Michael Costanza brought his case in New York, but it’s worth asking: would he have won in California? I don’t think so. Like The Hurt Locker, Seinfeld would likely be deemed fully protected speech. It wasn’t the “economic value” of Costanza’s persona nor his “image” that made Seinfeld successful—it was the clever scripts and talented actors who transformed the mundane aspects of life (like waiting in line at a restaurant) into hilarious skits. Thus, under California’s approach, Seinfeld is likely safe.

New York courts, by contrast, tend to focus on state law. Specifically, sections 50 and 51 of New York’s Civil Rights Law provide the only basis for a right of privacy in the state. These sections prohibit using a person’s “name, portrait or picture” for “advertising purposes, or for the purposes of trade” without consent. Outside of “advertising” and “trade” purposes, storytellers have a large degree of freedom.

So, what exactly does “advertising” and “trade” purposes mean? The Civil Rights Law does not define these terms, but New York courts have interpreted them narrowly. For one thing, newsworthy events and matters of public interest do not violate the state’s right to privacy. This “applies not only to reports of political happenings and social trends . . .  but also to news stories and articles of consumer interest . . . .”Likewise, the law rarely interferes with fictional works. As Hampton v. Guare confirms, “works of fiction and satire do not fall within the narrow scope of the statutory phrases ‘advertising’ and ‘trade.’” This seems to have been the fatal blow for Michael Costanza’s case. As the court concluded, “[t]he Seinfeld television program was a fictional comedic presentation [and thus] does not fall within the scope of trade or advertising.” Case dismissed.

But, as first-year law students quickly learn, the law is full of exceptions. Even in New York, storytellers may get in trouble for using real people in fictional works if the storytellers are not transparent about the fictional nature. The case Spahn v. Julian Messner, Inc. provides a shining example. Baseball star Warren Spahn sued the publisher of a purportedly true biography, which contained “dramatization, imagined dialogue, manipulated chronologies, and fictionalization of events.” Despite the exceptions for newsworthy events and fictional works, this faux biography was—in a sense—neither: it was too false to qualify as factual reporting, and its purportedly true nature disqualified it from being deemed a fictional work. Ultimately, the court would not allow the publisher to exploit Spahn’s celebrity for its own “commercial benefit.”  

Could Costanza have won by referencing Spahn? Again, I don’t think so. Seinfeld never claimed to be true. The show was clearly fiction—not a supposed documentary of Jerry Seinfeld’s life—and thus outside the bounds of New York’s Civil Rights Law.

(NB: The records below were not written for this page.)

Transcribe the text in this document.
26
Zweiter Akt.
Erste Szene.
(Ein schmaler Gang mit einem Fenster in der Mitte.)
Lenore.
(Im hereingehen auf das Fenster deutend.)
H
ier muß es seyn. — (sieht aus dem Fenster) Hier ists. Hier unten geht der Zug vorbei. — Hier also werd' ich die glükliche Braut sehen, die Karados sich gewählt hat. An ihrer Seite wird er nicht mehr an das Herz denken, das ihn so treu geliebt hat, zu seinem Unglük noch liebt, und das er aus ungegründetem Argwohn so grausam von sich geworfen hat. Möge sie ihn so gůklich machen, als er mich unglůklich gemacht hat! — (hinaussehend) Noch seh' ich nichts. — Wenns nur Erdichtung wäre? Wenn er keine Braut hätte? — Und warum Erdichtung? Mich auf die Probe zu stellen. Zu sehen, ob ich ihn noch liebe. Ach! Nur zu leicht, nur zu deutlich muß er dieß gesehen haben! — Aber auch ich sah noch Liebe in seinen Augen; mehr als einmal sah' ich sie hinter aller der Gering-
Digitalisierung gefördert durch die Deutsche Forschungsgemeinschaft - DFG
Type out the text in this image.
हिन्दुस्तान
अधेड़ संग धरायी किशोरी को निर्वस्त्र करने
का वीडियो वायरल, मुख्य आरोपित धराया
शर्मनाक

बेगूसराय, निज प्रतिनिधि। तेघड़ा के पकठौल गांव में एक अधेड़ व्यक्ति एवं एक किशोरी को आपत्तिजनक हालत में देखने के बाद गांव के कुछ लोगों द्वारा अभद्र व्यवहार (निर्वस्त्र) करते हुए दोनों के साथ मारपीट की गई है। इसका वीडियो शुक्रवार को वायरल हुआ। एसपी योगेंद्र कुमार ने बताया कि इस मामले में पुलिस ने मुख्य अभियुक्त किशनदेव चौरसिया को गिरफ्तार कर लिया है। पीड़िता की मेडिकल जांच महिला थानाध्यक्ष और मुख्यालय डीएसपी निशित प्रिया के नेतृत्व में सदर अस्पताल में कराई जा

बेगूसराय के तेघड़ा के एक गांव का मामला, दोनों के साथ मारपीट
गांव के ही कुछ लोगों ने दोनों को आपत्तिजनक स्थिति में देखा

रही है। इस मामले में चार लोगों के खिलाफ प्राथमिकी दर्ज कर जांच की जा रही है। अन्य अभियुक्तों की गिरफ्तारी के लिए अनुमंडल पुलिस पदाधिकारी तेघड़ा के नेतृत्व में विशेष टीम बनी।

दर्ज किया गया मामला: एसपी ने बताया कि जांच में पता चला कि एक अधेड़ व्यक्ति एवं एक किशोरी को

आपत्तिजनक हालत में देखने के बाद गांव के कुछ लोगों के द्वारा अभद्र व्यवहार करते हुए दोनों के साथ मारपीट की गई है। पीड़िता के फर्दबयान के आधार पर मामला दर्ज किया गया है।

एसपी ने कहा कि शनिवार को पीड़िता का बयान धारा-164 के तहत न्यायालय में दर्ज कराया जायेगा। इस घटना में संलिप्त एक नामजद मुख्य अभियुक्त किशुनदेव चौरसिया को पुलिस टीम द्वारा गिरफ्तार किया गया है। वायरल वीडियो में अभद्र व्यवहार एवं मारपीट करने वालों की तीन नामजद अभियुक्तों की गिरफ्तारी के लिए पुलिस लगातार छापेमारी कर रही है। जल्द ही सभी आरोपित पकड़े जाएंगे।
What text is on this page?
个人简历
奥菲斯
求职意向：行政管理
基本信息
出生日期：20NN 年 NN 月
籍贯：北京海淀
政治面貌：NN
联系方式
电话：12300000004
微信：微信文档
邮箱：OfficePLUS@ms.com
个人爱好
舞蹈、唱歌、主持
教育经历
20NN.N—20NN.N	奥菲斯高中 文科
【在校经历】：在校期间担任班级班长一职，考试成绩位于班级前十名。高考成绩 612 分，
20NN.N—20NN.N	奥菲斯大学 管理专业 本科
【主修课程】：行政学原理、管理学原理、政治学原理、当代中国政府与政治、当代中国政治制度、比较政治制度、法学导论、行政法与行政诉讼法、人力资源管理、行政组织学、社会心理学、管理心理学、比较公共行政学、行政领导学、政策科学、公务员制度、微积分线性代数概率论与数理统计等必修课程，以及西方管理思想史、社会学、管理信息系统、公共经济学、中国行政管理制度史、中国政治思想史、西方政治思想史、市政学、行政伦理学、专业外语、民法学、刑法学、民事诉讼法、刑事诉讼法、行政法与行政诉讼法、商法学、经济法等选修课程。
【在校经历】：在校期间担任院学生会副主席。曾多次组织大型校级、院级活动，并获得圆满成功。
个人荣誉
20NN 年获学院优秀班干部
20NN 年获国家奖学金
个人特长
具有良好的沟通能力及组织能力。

All in all, Michael Costanza never stood a chance under the laws of New York or California. If you love George’s character like I do, however, you might feel sad at the thought of him (or his real-life counterpart) leaving the court empty-handed. There are a few points to consider here. First, from a factual point of view, Michael Costanza is not entirely sympathetic. The court’s opinion suggests that he accepted Seinfeld when it premiered; he even appeared on an episode in season 3. Costanza waited until after the show’s final episode to bring his claim, which suggests that he may have been trying to capitalize on his former friend’s success rather than prevent his portrayal on television. This delay also hurt Costanza’s claim from a legal point of view. Claims under New York’s Civil Rights Law “must be brought within one year of when a person learns of the improper use of his name or likeness,” so Costanza’s claim fell outside of the statute of limitations. From a fairness perspective, it’s a tougher case. Our law needs to balance encouraging creative expression with respecting individuals’ privacy. As it currently stands, New York and California law favor expression, so no soup for you, Costanza.